Это было ужасающее зрелище смерти, но я не мог, не смел не смотреть на то, чему стал причиной. Где-то, в глубине себя, мне очень хотелось, чтобы меня кто-то, в это время, окликнул или, даже, оттянул за руку, чтобы хоть что-то ускользнуло от моей совести. Но нет... Я испил эту чёрную чашу, холодящего жилы зелья, до дна.

Будто весь, этот, только что радостный, мир, – померк и обесцветился. И дружки мои стали вдруг более чуждыми мне и непонятными с их продолжавшимися восторгами по поводу ещё одной кем-то сбитой птички.

Что же я наделал по своему недомыслию. И ничего назад не вернёшь, хотя, как мне теперь стало казаться, не было ничего проще, чем не участвовать в этом.

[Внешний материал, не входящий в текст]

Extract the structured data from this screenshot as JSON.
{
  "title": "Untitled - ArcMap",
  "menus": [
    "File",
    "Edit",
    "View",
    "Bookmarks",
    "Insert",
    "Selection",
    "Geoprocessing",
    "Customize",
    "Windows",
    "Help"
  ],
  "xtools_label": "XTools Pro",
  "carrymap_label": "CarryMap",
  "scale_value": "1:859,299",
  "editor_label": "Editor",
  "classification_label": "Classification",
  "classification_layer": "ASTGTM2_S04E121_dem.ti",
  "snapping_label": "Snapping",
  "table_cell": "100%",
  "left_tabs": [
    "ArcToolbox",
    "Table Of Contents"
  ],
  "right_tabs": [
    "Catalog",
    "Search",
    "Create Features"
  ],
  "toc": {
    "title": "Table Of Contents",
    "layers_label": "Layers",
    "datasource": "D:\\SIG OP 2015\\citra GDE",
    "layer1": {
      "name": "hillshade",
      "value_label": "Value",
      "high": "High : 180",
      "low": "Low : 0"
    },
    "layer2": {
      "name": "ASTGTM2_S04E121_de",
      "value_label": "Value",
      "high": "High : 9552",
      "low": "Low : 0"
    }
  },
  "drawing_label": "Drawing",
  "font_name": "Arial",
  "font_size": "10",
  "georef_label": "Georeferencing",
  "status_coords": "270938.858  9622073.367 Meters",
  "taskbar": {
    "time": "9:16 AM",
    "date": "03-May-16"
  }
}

Наверное дружки мои не были в своём большинстве бессердечными, раз разглядели во мне нечто отрезвившее и их, раз они одёрнули, начавшего было пренебрежительно рассуждать и ёрничать, Серёжку. А Вовка заключил: “Ну вот, порезвились” так, что наверное не только мне стало ещё раз очень и очень стыдно и неприятно, что оказалось: способен на то, что навряд ли кому-нибудь потом расскажешь.

Лучше бы она кричала. Быть может этот, первый, крик, после Витькиной полуудачи меня бы остановил... Да что же это за существо такое, что способно во весь голос только воспевать радость свежего утра, яркость красок дня, буйство летней зелени, уют своего гнёздышка, многообещающий писк несмышлёного птенца, восторг встречи супругов, после краткого разлучения в поисках пищи. Вот и ещё одна птичка смолкнет, кроме убитой мною, просто так...

2008г.


Рассмотрение (Если есть, то загружается из оглавления)




Оглавление справки не загрузжено


Контент справки не загружен


(хостер не загрузился) \ Затерянный мир 13-31 \ ...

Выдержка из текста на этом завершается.